Are blank child nodes of any use to XML parsers?


Why do we have to have the notion of blank XML nodes? What benefit do they bring to the alchemy of XML parsing?

A simple example here with Perl's XML::LibXML:

use strict;
use warnings;
use feature 'say';
use XML::LibXML;

my $xml = XML::LibXML->load_xml( string => <<'XMLDOC' );
<alphabet>
 <child name='alpha'/>
 <child name='bravo'/>
 <child name='charlie'/>
 <child name='delta'/>
 <child name='echo'/>
</alphabet>
XMLDOC

my ( $parent ) = $xml->findnodes( '/alphabet' );

my @all_kids  = $parent->childNodes;
my @real_kids = $parent->nonBlankChildNodes;

say 'All kids : ', scalar @all_kids;   # '11'
say 'Real kids : ', scalar @real_kids; # '5' => 6 blank child nodes

What puzzles me is that the parser makes a distinction between retrieving all child nodes and only non-blank ones.

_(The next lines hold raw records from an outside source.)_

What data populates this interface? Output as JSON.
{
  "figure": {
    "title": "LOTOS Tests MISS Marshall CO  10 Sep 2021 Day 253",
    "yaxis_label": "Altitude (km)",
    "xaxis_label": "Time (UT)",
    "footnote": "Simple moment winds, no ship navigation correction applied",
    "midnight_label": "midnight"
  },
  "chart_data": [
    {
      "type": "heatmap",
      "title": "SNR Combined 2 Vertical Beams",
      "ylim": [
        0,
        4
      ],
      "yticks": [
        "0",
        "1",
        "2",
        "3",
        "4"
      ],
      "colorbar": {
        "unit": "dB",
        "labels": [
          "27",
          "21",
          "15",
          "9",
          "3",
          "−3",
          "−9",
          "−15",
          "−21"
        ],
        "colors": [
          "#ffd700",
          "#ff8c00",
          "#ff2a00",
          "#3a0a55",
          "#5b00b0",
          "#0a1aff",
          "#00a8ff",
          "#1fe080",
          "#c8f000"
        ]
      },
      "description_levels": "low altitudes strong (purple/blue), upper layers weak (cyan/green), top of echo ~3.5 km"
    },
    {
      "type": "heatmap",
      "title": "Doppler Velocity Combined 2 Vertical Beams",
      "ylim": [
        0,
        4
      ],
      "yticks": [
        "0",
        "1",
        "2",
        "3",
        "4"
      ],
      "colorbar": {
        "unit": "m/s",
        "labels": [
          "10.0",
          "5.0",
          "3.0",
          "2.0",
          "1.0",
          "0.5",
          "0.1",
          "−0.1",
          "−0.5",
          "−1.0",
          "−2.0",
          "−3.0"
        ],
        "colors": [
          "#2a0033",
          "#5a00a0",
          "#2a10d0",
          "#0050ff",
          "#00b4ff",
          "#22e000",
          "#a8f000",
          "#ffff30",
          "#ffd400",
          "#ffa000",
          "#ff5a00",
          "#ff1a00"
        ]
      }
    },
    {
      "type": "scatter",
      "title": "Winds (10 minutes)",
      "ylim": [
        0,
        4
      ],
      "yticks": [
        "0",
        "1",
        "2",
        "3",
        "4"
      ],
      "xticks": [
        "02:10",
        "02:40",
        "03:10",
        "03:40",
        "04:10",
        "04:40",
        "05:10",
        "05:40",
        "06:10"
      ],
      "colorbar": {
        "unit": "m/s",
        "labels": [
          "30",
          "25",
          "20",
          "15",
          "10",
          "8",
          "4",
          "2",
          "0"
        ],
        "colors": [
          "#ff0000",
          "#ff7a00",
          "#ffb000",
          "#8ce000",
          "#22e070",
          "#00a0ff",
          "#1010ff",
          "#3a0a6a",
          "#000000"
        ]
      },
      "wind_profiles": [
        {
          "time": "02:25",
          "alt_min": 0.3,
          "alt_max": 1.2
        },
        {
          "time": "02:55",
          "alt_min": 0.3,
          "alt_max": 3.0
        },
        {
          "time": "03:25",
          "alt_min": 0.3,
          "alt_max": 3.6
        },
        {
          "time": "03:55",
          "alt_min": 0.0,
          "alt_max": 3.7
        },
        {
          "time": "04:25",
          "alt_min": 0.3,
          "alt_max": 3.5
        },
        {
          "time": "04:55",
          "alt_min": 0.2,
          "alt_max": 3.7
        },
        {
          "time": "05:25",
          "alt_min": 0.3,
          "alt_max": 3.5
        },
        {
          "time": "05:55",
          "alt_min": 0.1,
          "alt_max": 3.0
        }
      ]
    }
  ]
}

It would seem then that there must be at least one sane use for these blank nodes. It would be interesting to know exactly what those uses are.


Solution

  • Consider this case from HTML:

    <div><b>hello</b><i>world</i></div>
    

    vs this one:

    <div>
        <b>hello</b>
        <i>world</i>
    </div>
    

    In the first example, there are no whitespace nodes, and the rendering engine will not place a space between helloworld. In the second example, since there is a whitespace node between the textnodes, it will come out as hello world.

    You need to know the whitespace nodes are there, since some XML languages will care about their placement.